Of course, as we observed that for dense anchor algorithms, increasing the LOSS_BBOX_WEIGHT
appropriately can improve the performance, and the same argument is obtained in GHM (AAAI 2019)and Libra R-CNN (CVPR 2019). So, if you want to get a higher AP, just increasing it. But this may also cause unstable training, because this is equivalent to increase the learning rate.
NMS can be chosen with the TEST.DIOU_NMS
option in the lib/core/config.py
file. If set it to False
, it means using greedy-NMS.
Besides that, we also found that for Faster R-CNN, we introduce beta1 for DIoU-NMS, that is DIoU = IoU - R_DIoU ^ {beta1}. With this operation, DIoU-NMS can perform better than default beta1=1.0
. In our constrained search, the following values appear to work well for the DIoU-NMS in Faster R-CNN. Of course, the default beta1=1.0
is good enough.
TEST.DIOU_NMS.BETA1=0.9
We add sample configuration files used for our experiment in config/baselines
. Our experiments in the paper are based on e2e_faster_rcnn_R-50-FPN_1x.yaml
as following:
e2e_faster_rcnn_R-50-FPN_diou_1x.yaml # Faster R-CNN + DIoU loss
e2e_faster_rcnn_R-50-FPN_ciou_1x.yaml # Faster R-CNN + CIoU loss
git clone https://github.com/Zzh-tju/DIoU-pytorch-detectron.git
Tested under python3.
- python packages
- pytorch>=0.3.1
- torchvision>=0.2.0
- cython
- matplotlib
- numpy
- scipy
- opencv
- pyyaml
- packaging
- pycocotools — for COCO dataset, also available from pip.
- tensorboardX — for logging the losses in Tensorboard
- An NVIDAI GPU and CUDA 8.0 or higher. Some operations only have gpu implementation.

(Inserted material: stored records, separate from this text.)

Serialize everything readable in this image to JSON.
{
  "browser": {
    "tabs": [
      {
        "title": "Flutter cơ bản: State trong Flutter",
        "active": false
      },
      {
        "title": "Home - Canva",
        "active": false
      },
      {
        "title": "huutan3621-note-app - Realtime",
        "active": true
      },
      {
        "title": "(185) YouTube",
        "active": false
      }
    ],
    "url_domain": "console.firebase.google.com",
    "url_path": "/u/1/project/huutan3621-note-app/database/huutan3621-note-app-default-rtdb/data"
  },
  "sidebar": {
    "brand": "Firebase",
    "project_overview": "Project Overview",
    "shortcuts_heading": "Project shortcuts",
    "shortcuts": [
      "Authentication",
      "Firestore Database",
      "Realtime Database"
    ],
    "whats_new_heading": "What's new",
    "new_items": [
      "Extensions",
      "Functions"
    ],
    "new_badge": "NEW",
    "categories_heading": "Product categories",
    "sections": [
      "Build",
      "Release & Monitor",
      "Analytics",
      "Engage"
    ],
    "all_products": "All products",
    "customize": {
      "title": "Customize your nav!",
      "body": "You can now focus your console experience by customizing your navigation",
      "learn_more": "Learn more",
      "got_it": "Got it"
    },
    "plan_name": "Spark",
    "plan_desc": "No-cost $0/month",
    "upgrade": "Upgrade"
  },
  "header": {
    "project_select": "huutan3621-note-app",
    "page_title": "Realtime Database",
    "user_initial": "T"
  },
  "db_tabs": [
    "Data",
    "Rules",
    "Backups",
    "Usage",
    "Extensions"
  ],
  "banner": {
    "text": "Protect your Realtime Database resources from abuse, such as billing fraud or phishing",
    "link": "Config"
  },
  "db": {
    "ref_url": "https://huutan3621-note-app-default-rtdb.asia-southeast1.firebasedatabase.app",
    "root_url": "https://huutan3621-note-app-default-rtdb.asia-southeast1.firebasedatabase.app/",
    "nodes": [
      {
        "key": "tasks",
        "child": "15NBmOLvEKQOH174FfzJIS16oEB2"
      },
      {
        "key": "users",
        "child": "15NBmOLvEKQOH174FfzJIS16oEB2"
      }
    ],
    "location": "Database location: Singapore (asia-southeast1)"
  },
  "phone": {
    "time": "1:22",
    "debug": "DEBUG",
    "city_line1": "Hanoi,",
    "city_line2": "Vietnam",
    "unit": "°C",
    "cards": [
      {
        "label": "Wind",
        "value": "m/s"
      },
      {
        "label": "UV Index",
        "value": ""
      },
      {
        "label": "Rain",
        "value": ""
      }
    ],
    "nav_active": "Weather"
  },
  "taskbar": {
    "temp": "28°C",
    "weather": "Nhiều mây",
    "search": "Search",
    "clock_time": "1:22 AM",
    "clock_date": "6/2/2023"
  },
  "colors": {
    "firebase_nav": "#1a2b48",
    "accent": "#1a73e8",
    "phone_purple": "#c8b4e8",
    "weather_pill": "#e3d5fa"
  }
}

- NOTICE: different versions of Pytorch package have different memory usages.
Compile the CUDA code:
cd lib # please change to this directory
sh make.sh
Create a data folder under the repo,
cd {repo_root}
mkdir data
-
COCO: Download the coco images and annotations from coco website.
And make sure to put the files as the following structure:
coco ├── annotations | ├── instances_minival2014.json │ ├── instances_train2014.json │ ├── instances_train2017.json │ ├── instances_val2014.json │ ├── instances_val2017.json │ ├── instances_valminusminival2014.json │ ├── ... | └── images ├── train2014 ├── train2017 ├── val2014 ├──val2017 ├── ...

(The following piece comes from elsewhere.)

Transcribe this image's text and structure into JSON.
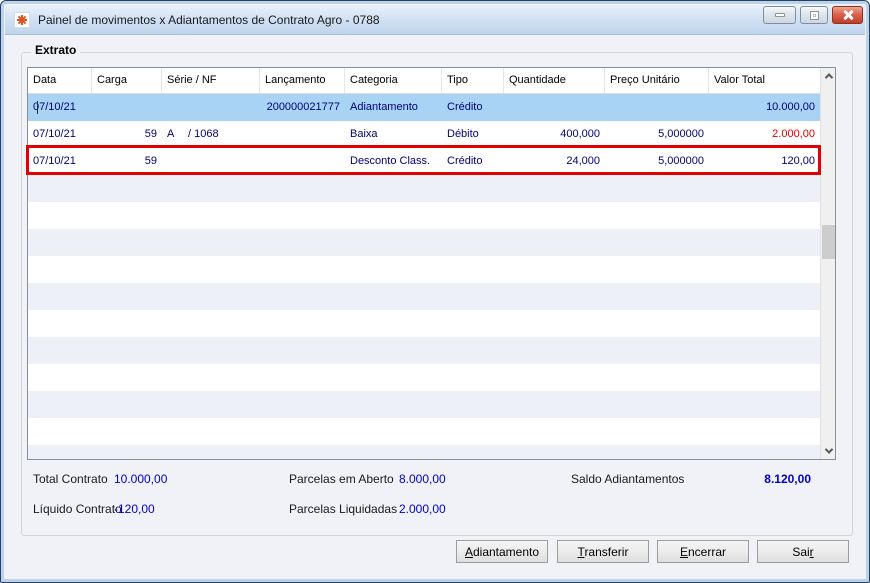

Download coco mini annotations from here. Please note that minival is exactly equivalent to the recently defined 2017 val set. Similarly, the union of valminusminival and the 2014 train is exactly equivalent to the 2017 train set.
Feel free to put the dataset at any place you want, and then soft link the dataset under the
data/
folder:ln -s path/to/coco data/coco
Recommend to put the images on a SSD for possible better training performance
For detailed installation instruction and network training options, please take a look at the README file or issue of roytseng-tw/Detectron.pytorch. Following is a sample command we used for training and testing Faster R-CNN with DIoU and CIoU.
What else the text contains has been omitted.